Sergei’s words. They calmed him. They decided him.
A breath later, he nodded. “You were right the other night. I’ll need to consult with Starkkapitän ca’Damont and the chevarittai. That’s what you wanted, wasn’t it, Matarh?”
If she heard the faint mockery in his voice, she didn’t react to it. “I’ll come with you, Jan. I know the Starkkapitän, and I know the Garde Civile. I can be your mentor in this. Go on and have Roderigo summon them. I’ll follow in a moment.”
Jan’s eyebrows rose, annoyed at the obvious dismissal, but he gave Semini the sign of Cénzi and bowed slightly to his matarh. “Thank you for relaying this information, Archigos,” he told Semini. “We will need your strength and guidance in this. Matarh, I will talk with you later.”
He left them, all but a few of the gardai forming around him as he departed the temple. “Your son will be a fine Hïrzg,” he heard Semini growl in his low voice as he reached the doors. He assumed that it was timed so he would overhear it and think the praise genuine.
He smiled to himself. He
would
be a fine Hïrzg. He would surprise both of them with just how effective a leader he would be.
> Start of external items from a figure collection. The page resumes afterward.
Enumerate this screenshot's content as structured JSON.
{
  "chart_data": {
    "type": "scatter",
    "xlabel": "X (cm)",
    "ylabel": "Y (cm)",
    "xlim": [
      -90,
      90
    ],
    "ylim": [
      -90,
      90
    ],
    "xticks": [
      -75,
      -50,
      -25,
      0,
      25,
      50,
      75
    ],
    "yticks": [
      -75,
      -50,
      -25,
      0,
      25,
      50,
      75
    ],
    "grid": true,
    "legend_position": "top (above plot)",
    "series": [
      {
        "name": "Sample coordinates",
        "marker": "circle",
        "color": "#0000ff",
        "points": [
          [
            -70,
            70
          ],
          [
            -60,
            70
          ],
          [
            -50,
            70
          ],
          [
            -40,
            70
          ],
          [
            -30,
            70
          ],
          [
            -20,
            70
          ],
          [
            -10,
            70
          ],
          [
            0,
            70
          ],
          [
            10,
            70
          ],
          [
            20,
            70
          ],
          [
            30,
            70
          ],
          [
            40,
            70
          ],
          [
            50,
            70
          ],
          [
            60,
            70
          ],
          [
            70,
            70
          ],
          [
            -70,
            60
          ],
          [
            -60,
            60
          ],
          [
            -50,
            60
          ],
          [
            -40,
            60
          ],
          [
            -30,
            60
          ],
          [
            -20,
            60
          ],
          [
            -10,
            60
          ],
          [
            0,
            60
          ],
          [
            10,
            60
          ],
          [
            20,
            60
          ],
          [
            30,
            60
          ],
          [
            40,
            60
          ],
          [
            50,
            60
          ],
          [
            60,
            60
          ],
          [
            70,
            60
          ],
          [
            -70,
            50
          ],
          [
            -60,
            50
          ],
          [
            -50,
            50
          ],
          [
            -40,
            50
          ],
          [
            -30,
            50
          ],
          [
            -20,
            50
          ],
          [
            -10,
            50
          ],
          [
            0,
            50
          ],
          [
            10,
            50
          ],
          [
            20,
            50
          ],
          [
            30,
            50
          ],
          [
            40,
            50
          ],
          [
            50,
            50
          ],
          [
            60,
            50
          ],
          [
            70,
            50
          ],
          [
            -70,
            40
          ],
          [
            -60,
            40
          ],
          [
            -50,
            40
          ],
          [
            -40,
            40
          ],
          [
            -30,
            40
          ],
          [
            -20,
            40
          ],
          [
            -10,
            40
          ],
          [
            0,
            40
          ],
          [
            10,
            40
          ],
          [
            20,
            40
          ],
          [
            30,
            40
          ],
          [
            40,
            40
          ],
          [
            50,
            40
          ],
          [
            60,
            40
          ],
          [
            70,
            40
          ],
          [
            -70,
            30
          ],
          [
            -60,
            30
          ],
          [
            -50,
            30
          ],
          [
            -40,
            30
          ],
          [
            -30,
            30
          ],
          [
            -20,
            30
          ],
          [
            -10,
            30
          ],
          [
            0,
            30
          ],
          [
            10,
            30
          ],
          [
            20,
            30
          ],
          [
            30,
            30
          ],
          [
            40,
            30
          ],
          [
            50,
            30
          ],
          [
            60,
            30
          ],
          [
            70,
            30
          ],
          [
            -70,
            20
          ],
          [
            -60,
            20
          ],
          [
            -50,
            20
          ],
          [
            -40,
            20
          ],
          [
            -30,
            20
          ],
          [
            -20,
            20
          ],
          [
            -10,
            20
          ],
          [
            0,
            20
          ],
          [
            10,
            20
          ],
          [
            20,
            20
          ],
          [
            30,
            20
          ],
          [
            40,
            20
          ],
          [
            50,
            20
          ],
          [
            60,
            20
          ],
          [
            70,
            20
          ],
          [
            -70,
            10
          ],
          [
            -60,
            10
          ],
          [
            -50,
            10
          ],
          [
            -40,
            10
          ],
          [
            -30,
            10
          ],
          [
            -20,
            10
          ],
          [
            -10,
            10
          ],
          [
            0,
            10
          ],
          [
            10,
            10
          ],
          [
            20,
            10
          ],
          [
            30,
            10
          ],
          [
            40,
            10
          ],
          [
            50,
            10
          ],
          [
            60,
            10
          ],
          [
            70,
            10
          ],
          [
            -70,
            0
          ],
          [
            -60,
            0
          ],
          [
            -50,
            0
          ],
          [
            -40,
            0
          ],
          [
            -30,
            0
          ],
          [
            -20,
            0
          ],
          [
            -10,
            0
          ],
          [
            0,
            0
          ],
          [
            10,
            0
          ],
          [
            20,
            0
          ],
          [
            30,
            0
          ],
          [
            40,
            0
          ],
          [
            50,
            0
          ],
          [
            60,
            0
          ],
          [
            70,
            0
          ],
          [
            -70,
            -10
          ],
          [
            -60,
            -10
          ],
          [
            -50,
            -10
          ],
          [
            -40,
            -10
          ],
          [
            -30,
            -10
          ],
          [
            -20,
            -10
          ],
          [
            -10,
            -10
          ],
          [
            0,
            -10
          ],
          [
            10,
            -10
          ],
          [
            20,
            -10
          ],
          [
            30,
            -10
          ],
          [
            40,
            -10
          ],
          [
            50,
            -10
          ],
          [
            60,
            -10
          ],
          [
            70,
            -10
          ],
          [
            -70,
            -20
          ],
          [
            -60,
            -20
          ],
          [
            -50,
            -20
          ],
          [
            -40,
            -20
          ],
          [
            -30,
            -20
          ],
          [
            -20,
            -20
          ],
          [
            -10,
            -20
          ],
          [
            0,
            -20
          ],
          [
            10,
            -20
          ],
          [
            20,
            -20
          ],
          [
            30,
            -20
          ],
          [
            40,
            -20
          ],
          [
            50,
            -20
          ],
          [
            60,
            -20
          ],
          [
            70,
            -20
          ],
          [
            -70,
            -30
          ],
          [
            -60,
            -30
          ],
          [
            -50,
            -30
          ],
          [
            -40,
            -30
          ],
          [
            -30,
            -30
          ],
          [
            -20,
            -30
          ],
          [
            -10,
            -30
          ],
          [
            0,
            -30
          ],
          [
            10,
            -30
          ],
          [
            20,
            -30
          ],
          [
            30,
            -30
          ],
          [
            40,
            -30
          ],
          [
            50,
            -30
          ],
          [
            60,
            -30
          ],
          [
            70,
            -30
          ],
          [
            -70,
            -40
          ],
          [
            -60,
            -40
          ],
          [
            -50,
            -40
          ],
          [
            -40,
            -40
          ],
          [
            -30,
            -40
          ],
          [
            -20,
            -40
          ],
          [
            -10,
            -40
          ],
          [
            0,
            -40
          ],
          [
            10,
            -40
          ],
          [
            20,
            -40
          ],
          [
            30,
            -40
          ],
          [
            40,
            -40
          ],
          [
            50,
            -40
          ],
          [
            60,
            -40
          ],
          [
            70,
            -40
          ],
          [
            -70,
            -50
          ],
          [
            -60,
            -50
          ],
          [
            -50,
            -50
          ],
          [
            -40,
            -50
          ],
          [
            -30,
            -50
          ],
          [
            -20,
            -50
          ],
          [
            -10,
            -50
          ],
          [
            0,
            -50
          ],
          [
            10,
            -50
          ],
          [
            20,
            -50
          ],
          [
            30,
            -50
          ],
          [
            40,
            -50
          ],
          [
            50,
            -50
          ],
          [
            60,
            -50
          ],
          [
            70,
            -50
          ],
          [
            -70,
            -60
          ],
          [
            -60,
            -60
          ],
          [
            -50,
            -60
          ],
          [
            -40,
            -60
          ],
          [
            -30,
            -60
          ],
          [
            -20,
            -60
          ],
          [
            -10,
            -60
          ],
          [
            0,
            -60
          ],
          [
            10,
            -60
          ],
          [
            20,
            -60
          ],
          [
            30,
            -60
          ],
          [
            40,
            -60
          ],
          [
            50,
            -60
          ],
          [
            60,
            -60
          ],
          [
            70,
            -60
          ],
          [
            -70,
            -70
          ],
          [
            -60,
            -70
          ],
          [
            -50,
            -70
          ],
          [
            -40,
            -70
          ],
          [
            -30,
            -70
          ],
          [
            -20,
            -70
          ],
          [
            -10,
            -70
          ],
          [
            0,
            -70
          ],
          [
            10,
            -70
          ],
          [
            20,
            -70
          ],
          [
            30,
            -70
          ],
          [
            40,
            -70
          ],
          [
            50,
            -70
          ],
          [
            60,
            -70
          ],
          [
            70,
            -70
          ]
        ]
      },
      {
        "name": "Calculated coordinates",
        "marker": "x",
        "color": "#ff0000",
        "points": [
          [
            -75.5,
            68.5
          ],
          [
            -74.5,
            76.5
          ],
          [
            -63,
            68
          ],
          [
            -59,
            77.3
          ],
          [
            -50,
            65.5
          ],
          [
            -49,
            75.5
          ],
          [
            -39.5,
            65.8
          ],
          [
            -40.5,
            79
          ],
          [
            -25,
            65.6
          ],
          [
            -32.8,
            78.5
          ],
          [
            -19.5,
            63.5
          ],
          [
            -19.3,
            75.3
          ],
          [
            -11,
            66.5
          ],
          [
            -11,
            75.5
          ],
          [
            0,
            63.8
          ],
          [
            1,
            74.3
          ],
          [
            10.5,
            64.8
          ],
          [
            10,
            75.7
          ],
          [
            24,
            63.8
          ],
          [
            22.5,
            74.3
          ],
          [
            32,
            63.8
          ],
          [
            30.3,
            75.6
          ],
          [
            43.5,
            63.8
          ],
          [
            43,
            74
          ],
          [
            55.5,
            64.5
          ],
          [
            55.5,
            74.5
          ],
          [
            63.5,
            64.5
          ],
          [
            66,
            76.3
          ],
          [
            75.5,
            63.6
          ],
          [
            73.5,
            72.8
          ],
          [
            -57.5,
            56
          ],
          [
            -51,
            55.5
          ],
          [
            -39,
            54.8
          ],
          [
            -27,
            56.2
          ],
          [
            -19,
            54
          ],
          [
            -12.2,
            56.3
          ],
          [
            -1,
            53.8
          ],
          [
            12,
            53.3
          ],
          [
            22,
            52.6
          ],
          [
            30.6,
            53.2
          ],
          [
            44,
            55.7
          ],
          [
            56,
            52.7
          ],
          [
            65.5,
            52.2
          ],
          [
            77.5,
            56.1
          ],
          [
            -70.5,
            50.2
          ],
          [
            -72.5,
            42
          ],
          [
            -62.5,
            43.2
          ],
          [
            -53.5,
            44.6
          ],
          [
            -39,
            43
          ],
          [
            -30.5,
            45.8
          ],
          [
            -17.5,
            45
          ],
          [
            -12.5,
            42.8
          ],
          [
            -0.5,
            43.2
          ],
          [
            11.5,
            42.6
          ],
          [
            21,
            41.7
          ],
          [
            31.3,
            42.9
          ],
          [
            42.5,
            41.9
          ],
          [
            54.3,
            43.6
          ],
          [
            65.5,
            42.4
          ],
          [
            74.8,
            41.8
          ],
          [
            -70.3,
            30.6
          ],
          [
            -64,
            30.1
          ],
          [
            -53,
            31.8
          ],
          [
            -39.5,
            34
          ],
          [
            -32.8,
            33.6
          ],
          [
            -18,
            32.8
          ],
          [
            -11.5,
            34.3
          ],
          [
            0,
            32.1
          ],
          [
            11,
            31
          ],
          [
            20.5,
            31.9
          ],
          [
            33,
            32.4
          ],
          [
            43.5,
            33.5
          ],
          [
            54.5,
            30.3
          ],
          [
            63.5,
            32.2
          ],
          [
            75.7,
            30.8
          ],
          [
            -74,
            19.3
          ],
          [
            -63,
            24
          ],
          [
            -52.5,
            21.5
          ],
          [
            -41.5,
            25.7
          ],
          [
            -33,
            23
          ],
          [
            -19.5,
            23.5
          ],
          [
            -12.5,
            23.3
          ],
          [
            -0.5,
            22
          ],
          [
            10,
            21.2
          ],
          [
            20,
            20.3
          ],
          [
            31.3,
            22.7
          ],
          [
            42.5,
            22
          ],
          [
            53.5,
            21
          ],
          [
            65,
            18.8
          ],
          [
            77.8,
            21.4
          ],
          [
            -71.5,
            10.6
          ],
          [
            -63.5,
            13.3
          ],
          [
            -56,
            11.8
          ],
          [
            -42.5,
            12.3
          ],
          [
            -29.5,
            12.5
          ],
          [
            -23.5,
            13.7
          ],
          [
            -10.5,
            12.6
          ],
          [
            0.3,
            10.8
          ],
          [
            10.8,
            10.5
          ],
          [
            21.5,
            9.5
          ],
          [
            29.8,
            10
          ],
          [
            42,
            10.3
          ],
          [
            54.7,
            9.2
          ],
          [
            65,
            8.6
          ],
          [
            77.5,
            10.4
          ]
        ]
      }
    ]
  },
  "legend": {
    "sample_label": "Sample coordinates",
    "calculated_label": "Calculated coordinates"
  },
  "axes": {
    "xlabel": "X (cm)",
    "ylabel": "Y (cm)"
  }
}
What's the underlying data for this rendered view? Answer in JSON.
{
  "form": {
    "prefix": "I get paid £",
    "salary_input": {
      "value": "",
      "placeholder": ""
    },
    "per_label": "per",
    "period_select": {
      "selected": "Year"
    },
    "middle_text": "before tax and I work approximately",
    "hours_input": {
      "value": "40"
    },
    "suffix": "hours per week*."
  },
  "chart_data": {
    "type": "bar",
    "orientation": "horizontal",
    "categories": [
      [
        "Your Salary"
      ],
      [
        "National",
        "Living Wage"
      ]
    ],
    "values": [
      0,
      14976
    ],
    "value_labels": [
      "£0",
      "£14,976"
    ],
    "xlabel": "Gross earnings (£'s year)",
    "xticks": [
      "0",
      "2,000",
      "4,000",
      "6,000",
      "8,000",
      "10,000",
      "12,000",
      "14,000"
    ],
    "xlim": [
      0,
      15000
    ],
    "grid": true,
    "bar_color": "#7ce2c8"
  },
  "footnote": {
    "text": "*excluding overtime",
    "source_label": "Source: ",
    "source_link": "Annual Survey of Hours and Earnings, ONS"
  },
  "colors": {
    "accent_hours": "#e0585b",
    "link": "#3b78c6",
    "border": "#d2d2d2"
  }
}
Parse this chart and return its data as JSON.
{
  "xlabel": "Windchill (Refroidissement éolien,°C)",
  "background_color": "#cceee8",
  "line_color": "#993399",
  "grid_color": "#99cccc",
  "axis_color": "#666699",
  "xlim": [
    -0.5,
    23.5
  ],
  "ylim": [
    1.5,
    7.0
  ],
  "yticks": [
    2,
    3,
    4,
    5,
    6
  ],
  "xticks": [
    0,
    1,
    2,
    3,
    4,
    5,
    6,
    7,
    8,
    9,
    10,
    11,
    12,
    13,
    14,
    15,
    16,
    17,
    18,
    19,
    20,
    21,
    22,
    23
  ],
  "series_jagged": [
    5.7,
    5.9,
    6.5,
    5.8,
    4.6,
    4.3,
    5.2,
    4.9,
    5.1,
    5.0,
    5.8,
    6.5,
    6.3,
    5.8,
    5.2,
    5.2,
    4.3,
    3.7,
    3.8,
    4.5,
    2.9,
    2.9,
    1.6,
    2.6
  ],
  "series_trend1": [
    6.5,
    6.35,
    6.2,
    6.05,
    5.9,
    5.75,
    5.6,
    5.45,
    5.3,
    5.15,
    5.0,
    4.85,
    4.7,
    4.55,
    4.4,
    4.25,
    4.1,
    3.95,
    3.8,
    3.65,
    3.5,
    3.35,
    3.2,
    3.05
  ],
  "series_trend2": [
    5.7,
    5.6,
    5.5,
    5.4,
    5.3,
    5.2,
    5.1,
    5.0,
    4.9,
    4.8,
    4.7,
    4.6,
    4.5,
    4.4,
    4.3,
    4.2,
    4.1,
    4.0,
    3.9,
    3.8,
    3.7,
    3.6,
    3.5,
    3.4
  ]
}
He suspected they might not like the result.
Allesandra ca’Vörl
T
HE WALKWAY AT THE REAR of the temple was dark, illuminated only sporadically by green-shuttered téni-lamps hung on porcelain hooks mortared to the wall. Fluted columns lined the walk, shielding it from the gardens of a courtyard between the northern wing of the temple complex and the temple itself. The great windows of stained glass loomed dark above her. Allesandra half-ran along the walkway, not wanting to be seen though she’d been assured that no téni would be in the area, the soft leather soles of her sandals hushing on polished granite. It had been easy enough to slip from her own rooms at the palais down the servants’ corridors, waiting until there was no one watching to open the door and hurry across the plaza and into the Brezno streets. She wore a cowl over her hair, shadowing her face, and her tashta was plain. She might have been just another woman hurrying home in the evening. Semini had told her which door would be open, and which places the téni generally avoided. The ceremonies for Third Call had ended a turn of the glass ago.